The former Communications Director of the Ghana Football Association (GFA), Ibrahim Sannie Daara, has urged the association to have talks with football academies to allow their players to join the junior national teams when needed.
In the last few years, Ghana's junior national teams have struggled to earn the needed development in football and as a result, have failed to secure qualifications for major tournaments.
In the men's team, the Black Satellites missed out on a place in the next edition of the U-20 Africa Cup of Nations as well as the U-20 FIFA World Cup. This also is the case of the Black Starlets while the Black Maidens and the Black Queens were the teams to have missed out on these tournaments.
This has been linked to the fact that some of the academies in Ghana are reluctant t release players for national team assignments due to the fact that scouts would come in for them.
According to Saanie, the Ghana FA must take up that role of engaging such academies again concerning some of these issues.

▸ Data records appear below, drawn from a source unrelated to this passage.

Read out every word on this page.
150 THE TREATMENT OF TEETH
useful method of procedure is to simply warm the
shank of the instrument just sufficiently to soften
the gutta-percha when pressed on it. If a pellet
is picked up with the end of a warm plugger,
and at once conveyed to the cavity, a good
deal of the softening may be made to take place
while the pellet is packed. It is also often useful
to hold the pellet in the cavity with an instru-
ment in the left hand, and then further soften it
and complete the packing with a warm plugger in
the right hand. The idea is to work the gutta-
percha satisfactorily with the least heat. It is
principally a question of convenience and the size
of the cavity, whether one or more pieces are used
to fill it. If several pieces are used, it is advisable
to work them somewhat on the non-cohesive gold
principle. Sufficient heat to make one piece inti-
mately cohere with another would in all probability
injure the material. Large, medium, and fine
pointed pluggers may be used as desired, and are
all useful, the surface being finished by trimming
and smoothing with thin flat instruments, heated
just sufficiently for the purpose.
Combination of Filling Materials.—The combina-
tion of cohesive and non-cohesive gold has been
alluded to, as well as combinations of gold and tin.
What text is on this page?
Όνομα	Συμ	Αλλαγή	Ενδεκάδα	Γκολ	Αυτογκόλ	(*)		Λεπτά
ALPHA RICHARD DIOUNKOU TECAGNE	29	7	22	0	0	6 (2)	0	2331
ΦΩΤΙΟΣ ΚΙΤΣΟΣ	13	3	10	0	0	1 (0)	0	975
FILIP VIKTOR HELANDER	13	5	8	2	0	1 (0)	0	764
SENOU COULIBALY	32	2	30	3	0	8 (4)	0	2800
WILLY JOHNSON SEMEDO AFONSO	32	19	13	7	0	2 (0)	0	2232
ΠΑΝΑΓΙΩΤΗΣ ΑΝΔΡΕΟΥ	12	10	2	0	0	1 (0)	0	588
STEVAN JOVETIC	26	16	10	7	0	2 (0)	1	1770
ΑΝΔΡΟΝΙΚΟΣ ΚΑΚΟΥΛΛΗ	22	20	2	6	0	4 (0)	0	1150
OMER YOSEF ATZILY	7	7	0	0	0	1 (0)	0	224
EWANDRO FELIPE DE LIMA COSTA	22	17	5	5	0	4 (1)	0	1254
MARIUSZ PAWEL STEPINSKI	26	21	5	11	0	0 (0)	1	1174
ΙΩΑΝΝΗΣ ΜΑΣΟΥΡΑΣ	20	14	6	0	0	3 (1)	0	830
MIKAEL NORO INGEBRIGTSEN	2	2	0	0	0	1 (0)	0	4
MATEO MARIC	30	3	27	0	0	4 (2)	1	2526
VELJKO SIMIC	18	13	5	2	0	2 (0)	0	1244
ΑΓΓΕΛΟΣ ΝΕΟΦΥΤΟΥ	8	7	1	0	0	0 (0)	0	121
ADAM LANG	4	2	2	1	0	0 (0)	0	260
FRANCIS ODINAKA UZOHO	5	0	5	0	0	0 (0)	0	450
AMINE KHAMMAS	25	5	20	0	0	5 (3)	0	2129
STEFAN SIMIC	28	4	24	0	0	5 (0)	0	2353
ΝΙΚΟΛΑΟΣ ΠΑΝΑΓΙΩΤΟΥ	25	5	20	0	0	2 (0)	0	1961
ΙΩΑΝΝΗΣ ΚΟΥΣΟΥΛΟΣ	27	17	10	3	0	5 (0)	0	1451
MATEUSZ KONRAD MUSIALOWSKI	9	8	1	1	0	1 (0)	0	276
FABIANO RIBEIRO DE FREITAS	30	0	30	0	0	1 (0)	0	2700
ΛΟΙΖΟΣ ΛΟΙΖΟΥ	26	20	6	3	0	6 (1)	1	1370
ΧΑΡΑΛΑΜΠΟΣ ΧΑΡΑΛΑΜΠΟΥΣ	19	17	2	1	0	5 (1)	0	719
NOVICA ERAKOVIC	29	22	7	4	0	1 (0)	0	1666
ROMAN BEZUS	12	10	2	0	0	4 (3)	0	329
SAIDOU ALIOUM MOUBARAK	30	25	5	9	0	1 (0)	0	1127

"Kamaldeen Sulemana, two years ago was a colts player in Ghana, an academy player. He goes to Denmark just for one year and he is the most expensive African player under 23 years, that is a straight product of the Ghana football youth system. There are hundreds of such talents languishing in the academies across the country. The academies in Ghana have made it a point that they will not release their players to our junior national teams because scouts to the national teams and steal their talents, that's the fact," he told Joy Sports.
"So in our recent junior national teams, you don't see players from the Right to Dream academy, from WAFA and all the rising good academies we have seen in the country because when they go to the U-17 or U-20 national teams, this is where the scouts will come. As players that are minors - these academies cannot tie them to contracts - meanwhile - these academies have kept these players in their teams for eight to ten years - feeding them - education - sending them abroad to play in international tournaments and then when it's time for U-17 team a scout comes, goes to 'feed' the parents [offers money], let the players come out of the [academy] system because as a minor you can't tie him to a contract, and they take them away.
"[After this] which academy will release its player and is subjected to this when they have also invested for these number of years? I think it's one area that the FA must engage the academies again because there have been a lot of engagements with the academies in the past over their reluctance to release players to the junior national teams," he concluded.
Since the U-20s conquered the world in 2009, no junior national team from Ghana has been able to reach that feat with the closest being the U-17 side which finished third during the 2017 World Cup in India.